Mereka memiliki kesadaran bahwa istana berisi kenyamanan harus ditinggalkan, karena nothing great comes from a comfort zone.

Affan harus rela hanya memiliki sepeda (bekas) untuk mengantarnya kemana-mana selama di Belanda, dalam medan apapun.

Katanya, belum tinggal di Belanda jika belum merasakan bersepeda di suhu di bawah nol derajat celsius sambil melawan angin yang berhembus kuat tegak lurus langsung ke dada, angin khas Belanda!

 

Sementara Arie harus menerima kenyataan bahwa hakikat ilmu bukan di dapat dari sebuah tesis berkualitas sesuai dengan yang direncanakan namun dari pembelajaran tentang hidup ketika menyaksikan betapa ‘norak’ namun bahagianya mahasiswa Indonesia dalam merayakan turunnya salju, nikmatnya menertawakan diri sendiri ketika harus makan bihun goreng buatan sendiri pada saat buka puasa bersama yang penampakannya lebih mirip nasi goreng!

Segala perenungan dan kontemplasi dari apa yang dilihat, didengar dan dirasakan sungguh sebuah ilmu yang tak berhenti mengalir dan tak berbatas ruang yang disebutnya sebagai pelajaran Kelas Dalam Diri.

Itulah interface seorang Affan dan seorang Arie. Itulah titik temu keduanya.

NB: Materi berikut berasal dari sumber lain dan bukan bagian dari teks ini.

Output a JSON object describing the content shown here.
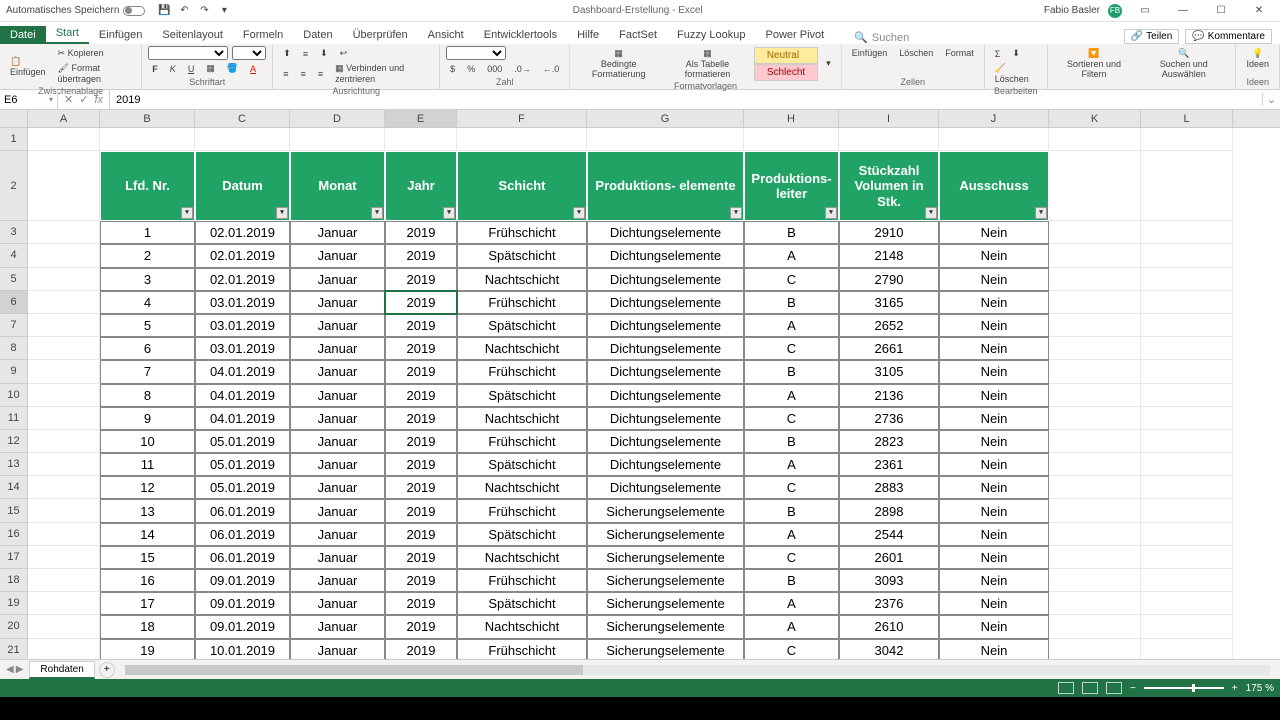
{
  "title": {
    "autosave": "Automatisches Speichern",
    "doc": "Dashboard-Erstellung - Excel",
    "user": "Fabio Basler",
    "avatar": "FB"
  },
  "qat": {
    "save": "💾",
    "undo": "↶",
    "redo": "↷"
  },
  "tabs": {
    "file": "Datei",
    "items": [
      "Start",
      "Einfügen",
      "Seitenlayout",
      "Formeln",
      "Daten",
      "Überprüfen",
      "Ansicht",
      "Entwicklertools",
      "Hilfe",
      "FactSet",
      "Fuzzy Lookup",
      "Power Pivot"
    ],
    "search_icon": "🔍",
    "search": "Suchen",
    "share": "Teilen",
    "comments": "Kommentare"
  },
  "ribbon": {
    "paste": "Einfügen",
    "copy": "Kopieren",
    "format_painter": "Format übertragen",
    "clipboard": "Zwischenablage",
    "font": "Schriftart",
    "bold": "F",
    "italic": "K",
    "underline": "U",
    "align": "Ausrichtung",
    "merge": "Verbinden und zentrieren",
    "number": "Zahl",
    "cond": "Bedingte Formatierung",
    "astable": "Als Tabelle formatieren",
    "neutral": "Neutral",
    "schlecht": "Schlecht",
    "styles": "Formatvorlagen",
    "insert": "Einfügen",
    "delete": "Löschen",
    "format": "Format",
    "cells": "Zellen",
    "clear": "Löschen",
    "edit": "Bearbeiten",
    "sort": "Sortieren und Filtern",
    "find": "Suchen und Auswählen",
    "ideas": "Ideen"
  },
  "fbar": {
    "name": "E6",
    "fx": "fx",
    "value": "2019"
  },
  "cols": [
    "A",
    "B",
    "C",
    "D",
    "E",
    "F",
    "G",
    "H",
    "I",
    "J",
    "K",
    "L"
  ],
  "headers": [
    "Lfd. Nr.",
    "Datum",
    "Monat",
    "Jahr",
    "Schicht",
    "Produktions-\nelemente",
    "Produktions-\nleiter",
    "Stückzahl Volumen in Stk.",
    "Ausschuss"
  ],
  "rows": [
    [
      1,
      "02.01.2019",
      "Januar",
      "2019",
      "Frühschicht",
      "Dichtungselemente",
      "B",
      "2910",
      "Nein"
    ],
    [
      2,
      "02.01.2019",
      "Januar",
      "2019",
      "Spätschicht",
      "Dichtungselemente",
      "A",
      "2148",
      "Nein"
    ],
    [
      3,
      "02.01.2019",
      "Januar",
      "2019",
      "Nachtschicht",
      "Dichtungselemente",
      "C",
      "2790",
      "Nein"
    ],
    [
      4,
      "03.01.2019",
      "Januar",
      "2019",
      "Frühschicht",
      "Dichtungselemente",
      "B",
      "3165",
      "Nein"
    ],
    [
      5,
      "03.01.2019",
      "Januar",
      "2019",
      "Spätschicht",
      "Dichtungselemente",
      "A",
      "2652",
      "Nein"
    ],
    [
      6,
      "03.01.2019",
      "Januar",
      "2019",
      "Nachtschicht",
      "Dichtungselemente",
      "C",
      "2661",
      "Nein"
    ],
    [
      7,
      "04.01.2019",
      "Januar",
      "2019",
      "Frühschicht",
      "Dichtungselemente",
      "B",
      "3105",
      "Nein"
    ],
    [
      8,
      "04.01.2019",
      "Januar",
      "2019",
      "Spätschicht",
      "Dichtungselemente",
      "A",
      "2136",
      "Nein"
    ],
    [
      9,
      "04.01.2019",
      "Januar",
      "2019",
      "Nachtschicht",
      "Dichtungselemente",
      "C",
      "2736",
      "Nein"
    ],
    [
      10,
      "05.01.2019",
      "Januar",
      "2019",
      "Frühschicht",
      "Dichtungselemente",
      "B",
      "2823",
      "Nein"
    ],
    [
      11,
      "05.01.2019",
      "Januar",
      "2019",
      "Spätschicht",
      "Dichtungselemente",
      "A",
      "2361",
      "Nein"
    ],
    [
      12,
      "05.01.2019",
      "Januar",
      "2019",
      "Nachtschicht",
      "Dichtungselemente",
      "C",
      "2883",
      "Nein"
    ],
    [
      13,
      "06.01.2019",
      "Januar",
      "2019",
      "Frühschicht",
      "Sicherungselemente",
      "B",
      "2898",
      "Nein"
    ],
    [
      14,
      "06.01.2019",
      "Januar",
      "2019",
      "Spätschicht",
      "Sicherungselemente",
      "A",
      "2544",
      "Nein"
    ],
    [
      15,
      "06.01.2019",
      "Januar",
      "2019",
      "Nachtschicht",
      "Sicherungselemente",
      "C",
      "2601",
      "Nein"
    ],
    [
      16,
      "09.01.2019",
      "Januar",
      "2019",
      "Frühschicht",
      "Sicherungselemente",
      "B",
      "3093",
      "Nein"
    ],
    [
      17,
      "09.01.2019",
      "Januar",
      "2019",
      "Spätschicht",
      "Sicherungselemente",
      "A",
      "2376",
      "Nein"
    ],
    [
      18,
      "09.01.2019",
      "Januar",
      "2019",
      "Nachtschicht",
      "Sicherungselemente",
      "A",
      "2610",
      "Nein"
    ],
    [
      19,
      "10.01.2019",
      "Januar",
      "2019",
      "Frühschicht",
      "Sicherungselemente",
      "C",
      "3042",
      "Nein"
    ]
  ],
  "sheet": {
    "name": "Rohdaten",
    "add": "+"
  },
  "status": {
    "ready": "",
    "zoom": "175 %"
  },
  "selected": {
    "row": 6,
    "col": "E"
  }
}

Kini mereka sepakat untuk kembali meninggalkan zona nyaman mereka yang bernama kemapanan dan kestabilan untuk sesuatu yang baru yang tak seorangpun tahu dan menjamin keberhasilannya.

Affan meninggalkan posisi senior associate, sebuah posisi yang sudah pasti memberikan berbagai fasilitas dan paket remunerasi premium.

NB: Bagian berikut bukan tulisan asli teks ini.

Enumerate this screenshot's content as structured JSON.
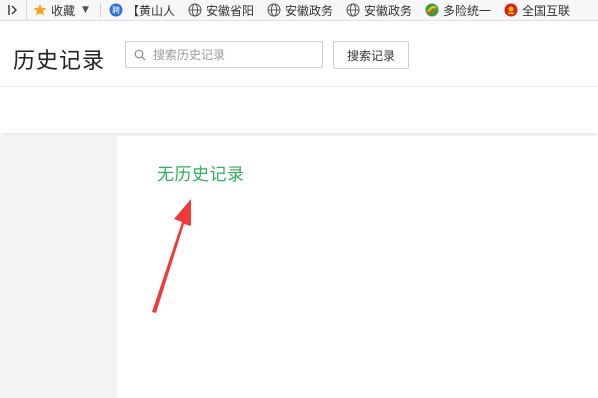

Sebuah keputusan yang mungkin jauh lebih sulit dibandingkan dengan keputusan untuk meninggalkan pekerjaan dan mengejar gelar master di di kota (super) kecil Tilburg di Belanda.

Arie pun kali ini harus rela meninggalkan zona nyamannya yang terbalik dengan Affan yaitu fleksibilitas, kelugasan berpikir dan berpendapat seperti apa yang ia sering tuangkan dalam berbagai tulisan dan artikelnya di media, yang harus ditukarnya (mungkin) dengan jas dan sepatu pantopel kulit, rutinitas dan kepentingan klien.

 

Pemuda Dari Selatan

Kemudian ada Ulil. Seorang penerima beasiswa StuNed yang berasal dari Makassar. Dari awal saya sudah melihat motivasi yang kuat dari pemuda berambut ikal ini.

Bayangan akan suasana indah kuliah di Eropa, ditambah dengan kesempatan berjalan-jalan ke berbagai negara, serasa sirna begitu Ulil menjalankan hari-hari dan bulan-bulan pertamanya di Belanda.

Ulil serasa ditampar oleh sistem perkuliahan yang sangat demanding, dan menuntut kemandirian tingkat dewa yang hampir membuatnya tidak dapat bernapas.

Perjuangan untuk sekedar survive saja sudah membuat hidup Ulil di Wageningen kota (kecil juga), sangat berat dan menantang.

Belum lagi kemampuan bahasa Inggris yang menurutnya just average itu ternyata tidak cukup sebagai modal untuk dapat mengikuti perkuliahan yang interaktif yang menuntut semua mahasiswa untuk berani berpendapat, bertanya dan bahkan mengkritik.

Namun keadaan itu tidak membuatnya gamang dan berhenti di tengah jalan. Katanya, jika kita dalam situasi ‘kepepet’ maka kreatifitas biasanya malah muncul.

Dengan berbagai jurus Ulil mampu sedikit demi sedikit mengatasi masalahnya dan bahkan mulai menikmati kehidupan barunya.

Ia bahkan memberanikan diri membuka jasa pemotongan rambut “Ahsan Pangkas” untuk teman-temannya dan hanya meminta bayaran doa tulus ikhlas dari setiap pelanggannya!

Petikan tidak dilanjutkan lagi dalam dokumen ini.